Vermont Officials Assess Spring Flood Damage

April 18, 2019

Vermont state and local officials are assessing damage from flooding caused by heavy rains and snowmelt that led to road closures, some evacuations and a rescue from a flooded parking lot.

Some roads remained closed Tuesday, but most of the water had receded. No injuries were reported.

Among the hardest hit areas Sunday night and Monday were along the White River in Bethel and Stockbridge, in the Londonderry area and along the Otter Creek in Rutland County, said Mark Bosma, a spokesman for Vermont Emergency Management.

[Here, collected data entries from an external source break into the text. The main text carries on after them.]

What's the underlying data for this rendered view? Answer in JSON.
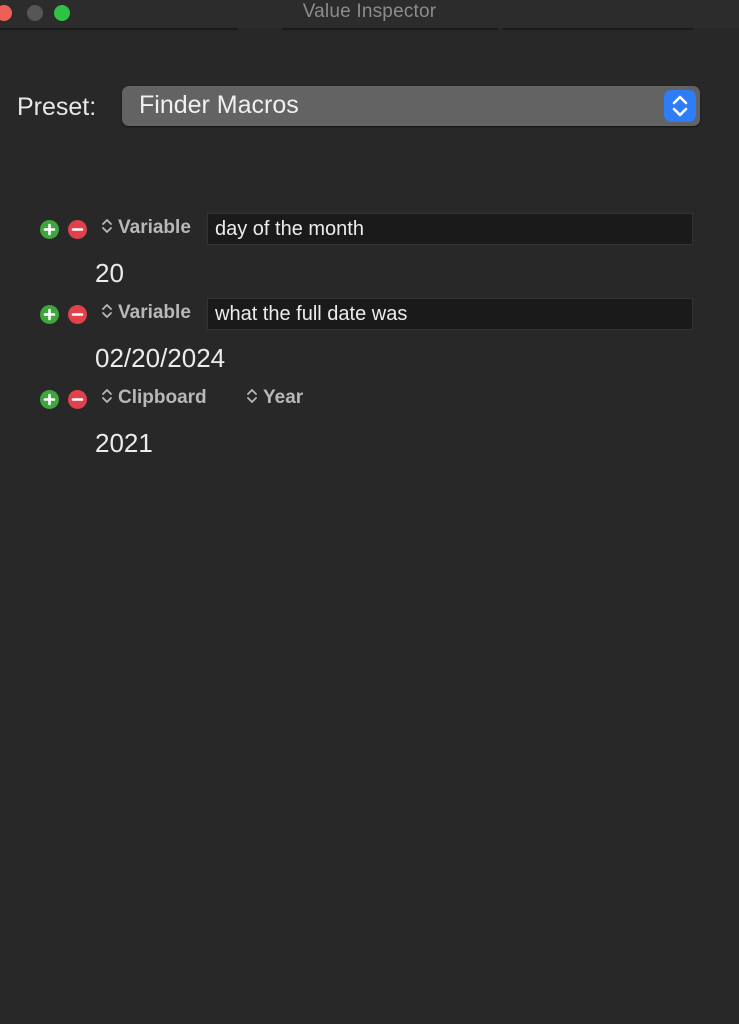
{
  "window": {
    "title": "Value Inspector"
  },
  "preset": {
    "label": "Preset:",
    "selected": "Finder Macros"
  },
  "rows": [
    {
      "source": "Variable",
      "input_value": "day of the month",
      "value": "20"
    },
    {
      "source": "Variable",
      "input_value": "what the full date was",
      "value": "02/20/2024"
    },
    {
      "source": "Clipboard",
      "secondary": "Year",
      "value": "2021"
    }
  ],
  "colors": {
    "background": "#282828",
    "add": "#3fa63f",
    "remove": "#e0414b",
    "accent": "#2e7cf6"
  },
  "icons": {
    "add": "plus-circle-icon",
    "remove": "minus-circle-icon",
    "selector": "up-down-chevron-icon"
  }
}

If the damage reaches a certain threshold, the state could apply to the Federal Emergency Management Agency for disaster assistance

“Oh it was crazy,” Herb Kuendig, an emergency management coordinator for the town of Pittsfield, told NECN-TV.

“It just happened so quickly over the night,” he said. “No one realized what was going on until the morning.”

A snowboarder from Niagara Falls, New York, slept in his vehicle in a parking lot in Killington overnight and awoke to rising waters, police said. He had planned to snowboard at Killington Resort Monday. He heard the rain overnight but didn’t realize the flooding until it was too late, police said. Emergency crews rescued him by boat.

The flooding marked the first time since Tropical Storm Irene in 2011 that floodwaters from the White River rose onto Route 107 in the Bethel-Stockbridge area, the Transportation Agency’s Ernie Patnoe said Tuesday. The 2011 flooding destroyed much of the major east-west highway in the area. It was rebuilt in 119 days and constructed to withstand future flooding.

Patnoe said the highway passed its first test. “The roadway performed as expected and received no significant damage,” he said.